Carga is chockers full of gorgeous homewares and trinkets (886 Jl Petitenget), and an absolute must-visit is Horn Emporium, by Anita Horn, whose unerring eye will steer you into unchartered territory (100X Jl Petitenget). For homewares with an ethical bent, make for indi vie, in the Made’s Warung complex, which stocks the cutest little dolls made by Bali’s street kids, under a not-for-profit charity (Jl Raya Seminyak). They’re also sold at Press Ban cafe, one of the few places you’ll find nuevo-retro and vintage fashion (50 Jl Laksmana). Put Kody Ko on the list for knockout artworks (C002 Jl Kayu Cendana).
Seminyak takes its after-shop care seriously: it knows how to reward and rejuvenate the jaded shopper, with a foot massage at Jari Menari (47 Raya Basangkasa) followed by sunset cocktails at Ku De Ta (dress up), La Plancha (dress down) or Potato Head Beach Club (dress however you want, except Bintang T-shirts) to celebrate a job well done.
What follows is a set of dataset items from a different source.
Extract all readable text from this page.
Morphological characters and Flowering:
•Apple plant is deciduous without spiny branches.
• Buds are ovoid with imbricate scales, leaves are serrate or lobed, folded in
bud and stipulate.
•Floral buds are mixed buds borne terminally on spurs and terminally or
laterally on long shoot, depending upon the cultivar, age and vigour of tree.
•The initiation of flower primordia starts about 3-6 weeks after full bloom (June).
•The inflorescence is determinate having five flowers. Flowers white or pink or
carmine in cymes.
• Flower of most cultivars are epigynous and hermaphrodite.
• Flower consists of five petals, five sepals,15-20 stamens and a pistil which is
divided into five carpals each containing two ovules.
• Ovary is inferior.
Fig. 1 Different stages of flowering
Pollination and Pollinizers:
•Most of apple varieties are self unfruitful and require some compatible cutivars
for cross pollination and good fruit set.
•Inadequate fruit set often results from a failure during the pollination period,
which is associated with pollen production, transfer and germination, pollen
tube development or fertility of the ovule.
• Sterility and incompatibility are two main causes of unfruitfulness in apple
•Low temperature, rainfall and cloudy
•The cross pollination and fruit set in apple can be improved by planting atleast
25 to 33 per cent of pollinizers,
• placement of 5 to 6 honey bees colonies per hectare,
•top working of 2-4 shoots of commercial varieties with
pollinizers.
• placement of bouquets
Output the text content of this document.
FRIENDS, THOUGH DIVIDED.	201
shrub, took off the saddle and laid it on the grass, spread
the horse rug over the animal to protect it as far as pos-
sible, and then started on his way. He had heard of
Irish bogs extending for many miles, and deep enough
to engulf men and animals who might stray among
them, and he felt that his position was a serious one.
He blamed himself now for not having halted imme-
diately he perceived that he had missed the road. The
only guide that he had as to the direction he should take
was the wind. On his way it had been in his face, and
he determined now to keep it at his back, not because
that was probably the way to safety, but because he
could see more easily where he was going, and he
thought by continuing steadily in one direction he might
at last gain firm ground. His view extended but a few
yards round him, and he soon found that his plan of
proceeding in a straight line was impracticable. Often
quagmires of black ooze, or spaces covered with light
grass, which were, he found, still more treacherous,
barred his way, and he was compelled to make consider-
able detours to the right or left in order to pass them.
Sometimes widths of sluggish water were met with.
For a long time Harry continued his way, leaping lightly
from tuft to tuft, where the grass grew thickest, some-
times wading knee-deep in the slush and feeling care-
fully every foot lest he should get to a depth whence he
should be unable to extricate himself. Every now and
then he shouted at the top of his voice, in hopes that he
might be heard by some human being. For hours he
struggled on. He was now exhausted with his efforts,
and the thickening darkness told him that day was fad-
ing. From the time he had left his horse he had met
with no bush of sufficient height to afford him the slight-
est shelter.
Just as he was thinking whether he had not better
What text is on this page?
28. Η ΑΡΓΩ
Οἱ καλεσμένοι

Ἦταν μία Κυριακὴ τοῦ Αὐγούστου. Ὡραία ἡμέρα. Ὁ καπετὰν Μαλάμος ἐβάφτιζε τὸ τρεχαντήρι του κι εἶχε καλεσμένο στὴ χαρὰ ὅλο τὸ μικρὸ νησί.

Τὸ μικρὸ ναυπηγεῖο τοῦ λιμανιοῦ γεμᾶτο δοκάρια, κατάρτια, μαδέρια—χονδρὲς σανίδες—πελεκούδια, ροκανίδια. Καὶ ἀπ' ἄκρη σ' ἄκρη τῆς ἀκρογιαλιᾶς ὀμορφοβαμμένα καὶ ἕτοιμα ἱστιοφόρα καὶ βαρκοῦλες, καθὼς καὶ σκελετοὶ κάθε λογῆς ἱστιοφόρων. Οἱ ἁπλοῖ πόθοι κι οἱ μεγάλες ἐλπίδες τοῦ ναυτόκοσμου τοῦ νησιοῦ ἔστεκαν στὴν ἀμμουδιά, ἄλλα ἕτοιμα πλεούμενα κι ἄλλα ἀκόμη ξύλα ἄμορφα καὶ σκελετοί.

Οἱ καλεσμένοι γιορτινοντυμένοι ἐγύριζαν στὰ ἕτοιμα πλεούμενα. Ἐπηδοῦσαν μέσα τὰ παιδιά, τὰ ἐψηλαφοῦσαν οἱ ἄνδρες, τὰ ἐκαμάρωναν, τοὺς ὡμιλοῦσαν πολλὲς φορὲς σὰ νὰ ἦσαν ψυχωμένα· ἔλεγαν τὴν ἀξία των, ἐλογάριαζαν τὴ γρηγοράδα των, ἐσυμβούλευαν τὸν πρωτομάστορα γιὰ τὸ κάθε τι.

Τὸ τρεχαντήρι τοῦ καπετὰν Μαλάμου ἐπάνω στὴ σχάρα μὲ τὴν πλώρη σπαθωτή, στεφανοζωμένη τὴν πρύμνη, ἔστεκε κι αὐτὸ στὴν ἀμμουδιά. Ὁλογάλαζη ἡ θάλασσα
Belinda Jackson was a guest of Space Villas.
Seminyak is heaving with accommodation, from budget to break-the-bank. Try Space Villas, No. 8 Jl Drupadi, Seminyak. +62 361 731100, spaceatbali杭州夜生活m.
Virgin Australia (virginaustralia杭州夜生活m), Jetstar (jetstar杭州夜生活m.au) and Garuda Indonesia (garuda-indonesia杭州夜生活m) fly Sydney to Denpasar direct.
The original release of this article first appeared on the website of Hangzhou Night Net.